16 October 2006

Picking Up the Tab

I have rarely run across a college bound high school student who had a solid plan for paying for his or her post-secondary education. Most of them believed that scholarship money would carry them through. Even if high school was a bit late in the game to be thinking about funding things, there was still no shift in thinking. Good grades = money, right? Sometimes it does. Most of the time, it isn't enough.

A recent article by Eileen Powell confirms what I've noticed over the years: Parents low ball college costs. A study referenced in the article found that "87 percent of parents believe scholarships and grants will cover at least part of their children's undergraduate expenses, and nearly three-quarters think their children are 'special or unique' enough to win a scholarship.
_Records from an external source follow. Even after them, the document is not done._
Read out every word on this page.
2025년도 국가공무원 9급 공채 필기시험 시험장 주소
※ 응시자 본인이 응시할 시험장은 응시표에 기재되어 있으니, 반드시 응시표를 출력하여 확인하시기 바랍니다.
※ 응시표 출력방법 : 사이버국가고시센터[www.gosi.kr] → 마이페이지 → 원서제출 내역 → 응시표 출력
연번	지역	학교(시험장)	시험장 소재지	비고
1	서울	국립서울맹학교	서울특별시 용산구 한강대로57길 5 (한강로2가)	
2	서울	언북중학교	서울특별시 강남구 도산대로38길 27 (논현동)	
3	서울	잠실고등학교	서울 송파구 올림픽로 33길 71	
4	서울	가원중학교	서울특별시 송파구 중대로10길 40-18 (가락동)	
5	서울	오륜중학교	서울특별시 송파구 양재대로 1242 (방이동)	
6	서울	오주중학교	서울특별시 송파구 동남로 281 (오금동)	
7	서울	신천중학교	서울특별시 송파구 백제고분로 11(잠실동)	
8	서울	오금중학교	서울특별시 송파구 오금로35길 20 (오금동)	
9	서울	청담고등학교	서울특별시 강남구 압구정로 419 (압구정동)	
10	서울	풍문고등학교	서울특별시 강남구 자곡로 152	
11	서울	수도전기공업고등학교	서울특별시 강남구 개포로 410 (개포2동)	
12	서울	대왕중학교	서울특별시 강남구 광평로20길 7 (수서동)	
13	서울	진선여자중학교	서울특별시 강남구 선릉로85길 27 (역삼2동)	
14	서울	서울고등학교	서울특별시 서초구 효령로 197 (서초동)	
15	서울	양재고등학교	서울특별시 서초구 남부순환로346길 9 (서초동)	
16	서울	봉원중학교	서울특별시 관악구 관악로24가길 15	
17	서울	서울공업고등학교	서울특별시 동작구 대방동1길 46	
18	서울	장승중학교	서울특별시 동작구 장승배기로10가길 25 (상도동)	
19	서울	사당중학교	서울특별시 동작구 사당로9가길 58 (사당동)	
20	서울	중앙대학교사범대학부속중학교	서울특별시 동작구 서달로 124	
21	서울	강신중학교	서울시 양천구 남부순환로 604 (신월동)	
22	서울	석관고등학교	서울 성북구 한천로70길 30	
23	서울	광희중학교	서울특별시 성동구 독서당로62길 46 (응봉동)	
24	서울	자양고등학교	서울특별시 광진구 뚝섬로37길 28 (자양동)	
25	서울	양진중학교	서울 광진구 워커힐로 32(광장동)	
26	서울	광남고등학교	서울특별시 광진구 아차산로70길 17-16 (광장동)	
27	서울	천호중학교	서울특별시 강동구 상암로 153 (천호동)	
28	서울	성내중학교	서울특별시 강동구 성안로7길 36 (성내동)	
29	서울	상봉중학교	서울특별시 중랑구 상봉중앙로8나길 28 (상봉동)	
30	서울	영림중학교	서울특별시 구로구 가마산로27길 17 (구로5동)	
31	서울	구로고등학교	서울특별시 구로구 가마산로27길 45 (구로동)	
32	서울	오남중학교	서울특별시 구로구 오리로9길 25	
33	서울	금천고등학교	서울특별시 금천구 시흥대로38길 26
Financial aid administrators said 92 percent of parents overestimate the amount of scholarship money their children will receive. Meanwhile, parents are not saving much on their own for their kids' educations."
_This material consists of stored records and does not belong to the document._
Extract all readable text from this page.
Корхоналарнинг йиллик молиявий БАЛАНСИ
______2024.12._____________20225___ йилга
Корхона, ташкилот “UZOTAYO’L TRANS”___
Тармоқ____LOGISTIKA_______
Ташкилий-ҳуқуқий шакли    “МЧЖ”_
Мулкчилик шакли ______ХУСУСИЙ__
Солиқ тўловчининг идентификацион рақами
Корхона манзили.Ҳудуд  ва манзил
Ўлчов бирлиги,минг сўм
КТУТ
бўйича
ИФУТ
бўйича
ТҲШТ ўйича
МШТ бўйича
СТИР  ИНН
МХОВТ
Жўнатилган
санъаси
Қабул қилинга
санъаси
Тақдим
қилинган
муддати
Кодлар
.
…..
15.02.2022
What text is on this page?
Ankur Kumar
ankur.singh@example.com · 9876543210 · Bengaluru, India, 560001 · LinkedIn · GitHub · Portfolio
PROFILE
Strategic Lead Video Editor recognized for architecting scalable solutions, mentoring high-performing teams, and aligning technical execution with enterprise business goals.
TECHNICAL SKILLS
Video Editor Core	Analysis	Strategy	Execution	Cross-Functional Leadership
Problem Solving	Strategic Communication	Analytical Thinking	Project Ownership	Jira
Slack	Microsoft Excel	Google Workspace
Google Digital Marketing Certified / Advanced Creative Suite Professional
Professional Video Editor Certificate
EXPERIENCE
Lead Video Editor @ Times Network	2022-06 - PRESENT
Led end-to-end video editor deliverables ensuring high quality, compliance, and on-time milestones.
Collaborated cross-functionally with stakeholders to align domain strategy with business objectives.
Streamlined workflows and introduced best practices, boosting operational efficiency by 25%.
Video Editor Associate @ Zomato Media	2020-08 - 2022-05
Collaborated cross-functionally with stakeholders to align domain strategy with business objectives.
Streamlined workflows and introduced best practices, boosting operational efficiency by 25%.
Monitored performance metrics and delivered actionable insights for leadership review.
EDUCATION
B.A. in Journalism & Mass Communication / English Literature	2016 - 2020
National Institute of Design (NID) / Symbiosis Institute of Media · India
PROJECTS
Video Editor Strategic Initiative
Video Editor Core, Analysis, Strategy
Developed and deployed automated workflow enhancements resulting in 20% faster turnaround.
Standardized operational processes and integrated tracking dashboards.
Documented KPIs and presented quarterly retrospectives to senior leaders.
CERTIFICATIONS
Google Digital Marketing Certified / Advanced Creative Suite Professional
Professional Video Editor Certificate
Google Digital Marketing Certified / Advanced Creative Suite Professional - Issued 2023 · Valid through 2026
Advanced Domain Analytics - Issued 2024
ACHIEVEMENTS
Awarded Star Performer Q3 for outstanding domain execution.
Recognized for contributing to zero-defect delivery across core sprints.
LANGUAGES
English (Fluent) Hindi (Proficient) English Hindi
So, if scholarship money is few and far between in terms of abundance and families aren't saving or doing much financial planning---how are expenses covered? Loans. Both parents and students are taking out loans, burdening the student when s/he graduates and sapping future plans for parents.
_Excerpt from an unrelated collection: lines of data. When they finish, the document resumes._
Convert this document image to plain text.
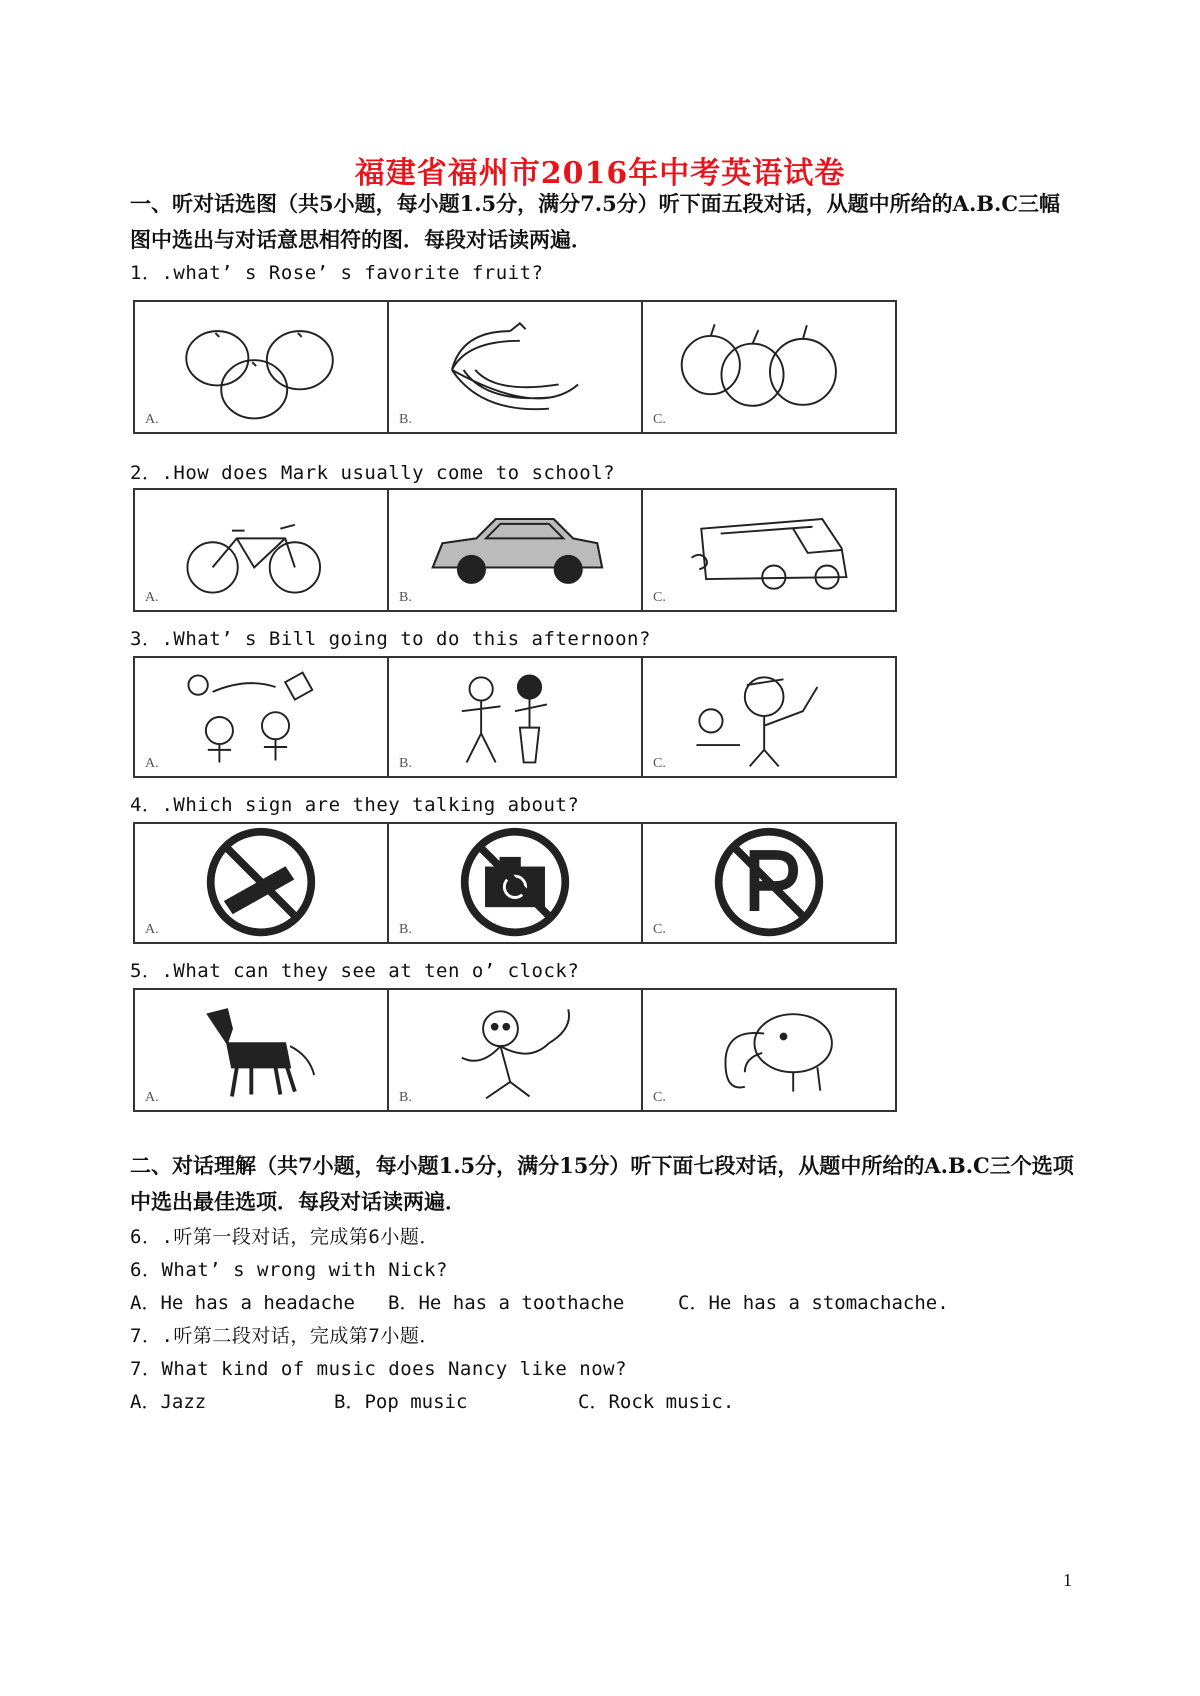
福建省福州市2016年中考英语试卷
一、听对话选图（共5小题，每小题1.5分，满分7.5分）听下面五段对话，从题中所给的A.B.C三幅图中选出与对话意思相符的图．每段对话读两遍．
1．.what’ s Rose’ s favorite fruit?
A.	B.	C.
2．.How does Mark usually come to school?
A.	B.	C.
3．.What’ s Bill going to do this afternoon?
A.	B.	C.
4．.Which sign are they talking about?
A.	B.	C.
5．.What can they see at ten o’ clock?
A.	B.	C.
二、对话理解（共7小题，每小题1.5分，满分15分）听下面七段对话，从题中所给的A.B.C三个选项中选出最佳选项．每段对话读两遍．
6．.听第一段对话，完成第6小题．
6．What’ s wrong with Nick?
A．He has a headache B．He has a toothache	C．He has a stomachache.
7．.听第二段对话，完成第7小题．
7．What kind of music does Nancy like now?
A．Jazz	B．Pop music	C．Rock music.
1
We seem to be doing a good job in helping families see the value in attaining higher education. We emphasize that the foundations are placed all along the k-12 path. We tell kids that good grades are a ticket to success. How do we help families understand the financial aspects to all of this?

1 comment:

Anonymous said...

Well, this goes back to personal accountability. Until we stop acting like subsidized student loans are an entitlement for those who didn't save for their childrens' college ed, there's no reason for parents to save for said childrens' college ed.

The two solutions are to either teach as a value that parents SHOULD pay for their kids' college out of pocket, or to teach them to teach their kids that the kids will be paying their own way. Either way, you have to stop the thinking that it's someone else's problem.